FairCLIP: Harnessing Fairness in Vision-Language Learning
- URL: http://arxiv.org/abs/2403.19949v2
- Date: Fri, 5 Apr 2024 20:08:16 GMT
- Title: FairCLIP: Harnessing Fairness in Vision-Language Learning
- Authors: Yan Luo, Min Shi, Muhammad Osama Khan, Muhammad Muneeb Afzal, Hao Huang, Shuaihang Yuan, Yu Tian, Luo Song, Ava Kouhana, Tobias Elze, Yi Fang, Mengyu Wang,
- Abstract summary: We introduce the first fair vision-language medical dataset that provides detailed demographic attributes, groundtruth labels, and clinical notes.
As the first fair vision-language medical dataset of its kind, HarvardFairMed holds the potential to catalyze the development of machine learning models that are both aware and clinically effective.

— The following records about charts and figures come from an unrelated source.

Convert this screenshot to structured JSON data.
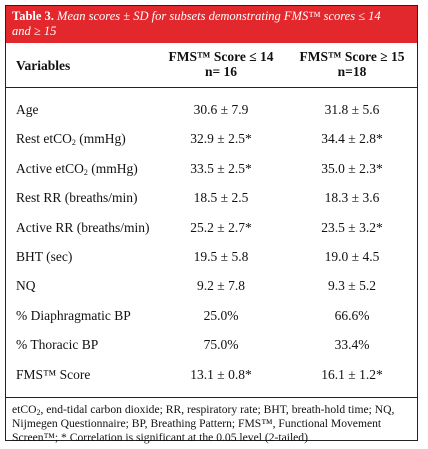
{
  "caption": {
    "label": "Table 3.",
    "text_line1": "Mean scores ± SD for subsets demonstrating FMS™ scores ≤ 14",
    "text_line2": "and ≥ 15"
  },
  "header": {
    "variables": "Variables",
    "col1_line1": "FMS™ Score ≤ 14",
    "col1_line2": "n= 16",
    "col2_line1": "FMS™ Score ≥ 15",
    "col2_line2": "n=18"
  },
  "rows": [
    {
      "pre": "Age",
      "sub": "",
      "post": "",
      "c1": "30.6 ± 7.9",
      "c2": "31.8 ± 5.6"
    },
    {
      "pre": "Rest etCO",
      "sub": "2",
      "post": " (mmHg)",
      "c1": "32.9 ± 2.5*",
      "c2": "34.4 ± 2.8*"
    },
    {
      "pre": "Active etCO",
      "sub": "2",
      "post": " (mmHg)",
      "c1": "33.5 ± 2.5*",
      "c2": "35.0 ± 2.3*"
    },
    {
      "pre": "Rest RR (breaths/min)",
      "sub": "",
      "post": "",
      "c1": "18.5 ± 2.5",
      "c2": "18.3 ± 3.6"
    },
    {
      "pre": "Active RR (breaths/min)",
      "sub": "",
      "post": "",
      "c1": "25.2 ± 2.7*",
      "c2": "23.5 ± 3.2*"
    },
    {
      "pre": "BHT (sec)",
      "sub": "",
      "post": "",
      "c1": "19.5 ± 5.8",
      "c2": "19.0 ± 4.5"
    },
    {
      "pre": "NQ",
      "sub": "",
      "post": "",
      "c1": "9.2 ± 7.8",
      "c2": "9.3 ± 5.2"
    },
    {
      "pre": "% Diaphragmatic BP",
      "sub": "",
      "post": "",
      "c1": "25.0%",
      "c2": "66.6%"
    },
    {
      "pre": "% Thoracic BP",
      "sub": "",
      "post": "",
      "c1": "75.0%",
      "c2": "33.4%"
    },
    {
      "pre": "FMS™ Score",
      "sub": "",
      "post": "",
      "c1": "13.1 ± 0.8*",
      "c2": "16.1 ± 1.2*"
    }
  ],
  "footnote": {
    "pre": "etCO",
    "sub": "2",
    "post": ", end-tidal carbon dioxide; RR, respiratory rate; BHT, breath-hold time; NQ, Nijmegen Questionnaire; BP, Breathing Pattern; FMS™, Functional Movement Screen™; * Correlation is significant at the 0.05 level (2-tailed)"
  }
}
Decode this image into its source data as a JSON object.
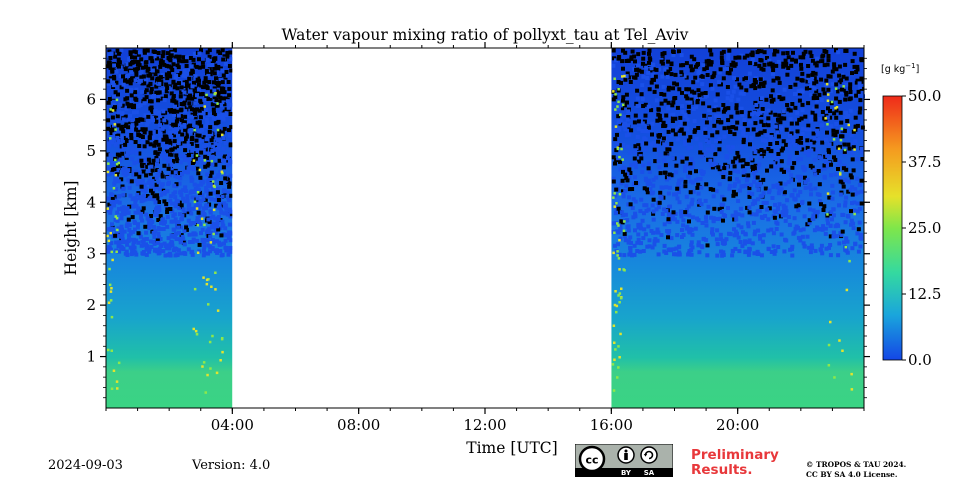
{
  "chart_data": {
    "type": "heatmap",
    "title": "Water vapour mixing ratio of pollyxt_tau at Tel_Aviv",
    "xlabel": "Time [UTC]",
    "ylabel": "Height [km]",
    "xlim": [
      0,
      24
    ],
    "ylim": [
      0,
      7
    ],
    "x_ticks": [
      {
        "value": 4,
        "label": "04:00"
      },
      {
        "value": 8,
        "label": "08:00"
      },
      {
        "value": 12,
        "label": "12:00"
      },
      {
        "value": 16,
        "label": "16:00"
      },
      {
        "value": 20,
        "label": "20:00"
      }
    ],
    "y_ticks": [
      {
        "value": 1,
        "label": "1"
      },
      {
        "value": 2,
        "label": "2"
      },
      {
        "value": 3,
        "label": "3"
      },
      {
        "value": 4,
        "label": "4"
      },
      {
        "value": 5,
        "label": "5"
      },
      {
        "value": 6,
        "label": "6"
      }
    ],
    "data_segments": [
      {
        "start": 0,
        "end": 4
      },
      {
        "start": 16,
        "end": 24
      }
    ],
    "no_data_intervals": [
      {
        "start": 4,
        "end": 16
      }
    ],
    "colorbar": {
      "unit": "[g kg",
      "unit_exp": "−1",
      "unit_close": "]",
      "min": 0.0,
      "max": 50.0,
      "ticks": [
        {
          "value": 0.0,
          "label": "0.0"
        },
        {
          "value": 12.5,
          "label": "12.5"
        },
        {
          "value": 25.0,
          "label": "25.0"
        },
        {
          "value": 37.5,
          "label": "37.5"
        },
        {
          "value": 50.0,
          "label": "50.0"
        }
      ],
      "colors": [
        "#1446e6",
        "#1aa5dc",
        "#34d9a0",
        "#7fe64a",
        "#e6e12a",
        "#f59a1f",
        "#ef2a1a"
      ]
    },
    "grid": false
  },
  "footer": {
    "date": "2024-09-03",
    "version": "Version: 4.0",
    "preliminary_line1": "Preliminary",
    "preliminary_line2": "Results.",
    "copyright_line1": "© TROPOS & TAU 2024.",
    "copyright_line2": "CC BY SA 4.0 License."
  },
  "license_badge": {
    "cc": "cc",
    "by": "BY",
    "sa": "SA"
  }
}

- Score: 20.743027598445796
- License: http://creativecommons.org/licenses/by-nc-nd/4.0/
- Abstract: Fairness is a critical concern in deep learning, especially in healthcare, where these models influence diagnoses and treatment decisions. Although fairness has been investigated in the vision-only domain, the fairness of medical vision-language (VL) models remains unexplored due to the scarcity of medical VL datasets for studying fairness. To bridge this research gap, we introduce the first fair vision-language medical dataset Harvard-FairVLMed that provides detailed demographic attributes, ground-truth labels, and clinical notes to facilitate an in-depth examination of fairness within VL foundation models. Using Harvard-FairVLMed, we conduct a comprehensive fairness analysis of two widely-used VL models (CLIP and BLIP2), pre-trained on both natural and medical domains, across four different protected attributes. Our results highlight significant biases in all VL models, with Asian, Male, Non-Hispanic, and Spanish being the preferred subgroups across the protected attributes of race, gender, ethnicity, and language, respectively. In order to alleviate these biases, we propose FairCLIP, an optimal-transport-based approach that achieves a favorable trade-off between performance and fairness by reducing the Sinkhorn distance between the overall sample distribution and the distributions corresponding to each demographic group. As the first VL dataset of its kind, Harvard-FairVLMed holds the potential to catalyze advancements in the development of machine learning models that are both ethically aware and clinically effective. Our dataset and code are available at https://ophai.hms.harvard.edu/datasets/harvard-fairvlmed10k.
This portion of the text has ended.